As a pro-life blogger, I will say: there is nothing I love more than demystifying abortion. There is nothing that interests me more than having women talk about their abortions in all honesty. A hundred women can talk about their abortions. Maybe ten will admit to regret. If those ten do it, then you know there are those among the ninety who are regretting it to. You have a critical mass of testimonies to make abortion-minded women reconsider their decision.

Think about it. If I'm going to have life-altering surgery, and 10 people say that they regretted their decision to have that surgery, I'm going to think twice, regardless of my views on the morality of the surgery-- and I might think it's perfectly fine. I had Lasik surgery last year, and if ten people out of a hundred had said that they had regretted their decision, I would not have paid $4000 on a procedure that could have ruined my eyesight or my life.

There's a reason why abortion is kept under wraps by the abortion industry itself.

It's just an ugly procedure that kills a human being.

Live tweeting it will not change that. In fact, I think this whole PR stunt shows the lack of understanding of the dynamics of the abortion debate.

The pro-choice side has always emphasized the secretiveness of the situation. They use euphemistic language to describe the procedure-- never plain English. It's either grossly simplified language that glosses over the details (e.g. "the uterus is emptied of its contents") or it is highly medicalized to the point of asepticizing the procedure.

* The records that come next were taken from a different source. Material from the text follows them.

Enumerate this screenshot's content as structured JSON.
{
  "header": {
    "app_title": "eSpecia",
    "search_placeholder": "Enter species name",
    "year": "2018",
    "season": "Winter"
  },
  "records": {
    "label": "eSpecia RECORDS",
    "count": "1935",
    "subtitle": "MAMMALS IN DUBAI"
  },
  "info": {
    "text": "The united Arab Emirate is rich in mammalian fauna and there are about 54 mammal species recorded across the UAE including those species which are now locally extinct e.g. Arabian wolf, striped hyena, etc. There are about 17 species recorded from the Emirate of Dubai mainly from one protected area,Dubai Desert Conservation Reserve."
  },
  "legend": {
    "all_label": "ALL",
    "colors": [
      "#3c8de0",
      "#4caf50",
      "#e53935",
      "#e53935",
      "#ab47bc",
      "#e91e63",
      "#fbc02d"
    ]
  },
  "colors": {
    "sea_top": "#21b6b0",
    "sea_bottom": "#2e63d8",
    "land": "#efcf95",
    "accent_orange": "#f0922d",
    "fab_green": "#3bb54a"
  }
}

If abortion supporters had wanted to demystify the procedure, they could have passed out pictures of what aborted fetuses looked like 20 years ago. But they didn't do that. It took Bernard Nathanson's The Silent Scream to show abortion to the masses. Did abortion supporters repeat the experiment and show what a "real" abortion looks like on an ultrasound? Of course not. Because they don't want people to know the truth.

There's a reason why they want to keep the focus on the woman and how it "saves" women, and not on the problems it can engender, or on the fetus.

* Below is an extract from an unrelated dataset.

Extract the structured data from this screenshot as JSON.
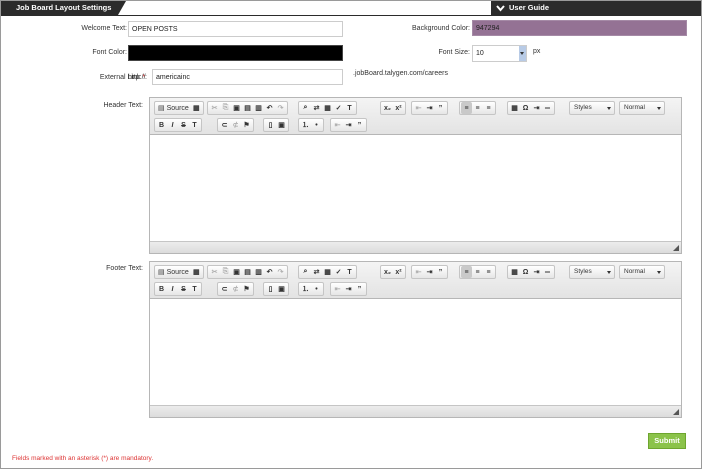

If abortion supporters wanted women to know the truth about the procedure, they would show them. It's not like they don't have the technology or the opportunity to make the plain facts available to people. Take a 4D ultrasound, find a volunteer, film an abortion, post it on Youtube or some other website. Voila. The truth about abortion.

Why is that so hard?

It's hard because it would prove pro-lifers right.

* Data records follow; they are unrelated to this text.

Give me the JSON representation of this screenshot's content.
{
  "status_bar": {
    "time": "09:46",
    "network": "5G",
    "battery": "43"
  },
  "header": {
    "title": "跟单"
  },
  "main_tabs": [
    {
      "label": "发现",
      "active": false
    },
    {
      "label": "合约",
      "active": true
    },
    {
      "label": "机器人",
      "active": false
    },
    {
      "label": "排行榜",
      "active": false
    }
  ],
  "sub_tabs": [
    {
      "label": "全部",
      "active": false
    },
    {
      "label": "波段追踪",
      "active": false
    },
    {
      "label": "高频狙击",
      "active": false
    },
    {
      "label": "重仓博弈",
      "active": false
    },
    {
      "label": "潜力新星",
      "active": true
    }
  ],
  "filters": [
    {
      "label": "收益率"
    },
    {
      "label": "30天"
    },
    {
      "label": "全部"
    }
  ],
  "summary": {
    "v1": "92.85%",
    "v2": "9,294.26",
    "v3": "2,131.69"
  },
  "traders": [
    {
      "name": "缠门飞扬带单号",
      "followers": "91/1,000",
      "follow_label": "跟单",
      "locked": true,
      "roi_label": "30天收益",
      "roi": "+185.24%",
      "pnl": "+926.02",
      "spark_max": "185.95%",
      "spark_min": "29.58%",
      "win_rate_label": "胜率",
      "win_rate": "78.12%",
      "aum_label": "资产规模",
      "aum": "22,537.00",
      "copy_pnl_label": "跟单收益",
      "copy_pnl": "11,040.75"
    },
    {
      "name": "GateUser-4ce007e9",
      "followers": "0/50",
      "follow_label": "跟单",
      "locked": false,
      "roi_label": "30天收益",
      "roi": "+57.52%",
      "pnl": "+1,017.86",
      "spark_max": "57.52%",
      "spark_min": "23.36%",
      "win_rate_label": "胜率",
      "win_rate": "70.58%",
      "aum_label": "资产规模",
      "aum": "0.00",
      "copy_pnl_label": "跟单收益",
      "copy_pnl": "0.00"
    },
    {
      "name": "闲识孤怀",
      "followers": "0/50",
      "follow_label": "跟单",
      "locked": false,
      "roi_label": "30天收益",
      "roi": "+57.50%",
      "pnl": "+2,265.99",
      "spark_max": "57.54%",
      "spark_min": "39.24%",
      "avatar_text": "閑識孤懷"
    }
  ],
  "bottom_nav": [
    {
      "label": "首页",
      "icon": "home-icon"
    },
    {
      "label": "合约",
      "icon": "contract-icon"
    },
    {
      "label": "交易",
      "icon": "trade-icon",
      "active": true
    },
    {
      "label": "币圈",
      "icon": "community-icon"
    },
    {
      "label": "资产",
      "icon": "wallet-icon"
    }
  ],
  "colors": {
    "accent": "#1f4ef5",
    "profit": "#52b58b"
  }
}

Angie went out and live tweeted her abortion thinking that if she showed it to be a safe, harmless procedure from her obviously biased perspective (would she live tweet something going wrong with her abortion? One wonders) then that would make women feel comfortable with their abortion decision.

The problem is: it doesn't address what makes people uncomfortable about abortion. Abortion supporters have trouble admitting this: what makes people uncomfortable about abortion is that it kills a fetus. They can focus on the so-called misogyny all they like, if they don't confront the fetus, they will never get anywhere.

But they won't. They instinctively know that the minute they focus on the fetus, their cause is dead.

This is why the culture of abortion will implode. It cannot face the truth. And a culture based on lies can only last so long. Whether the pro-aborts say nothing or try to demystify abortion, they will hang themselves one way or another. Their cause is doomed. It's just a matter of time before the fall of legal abortion and the advent of fetal rights.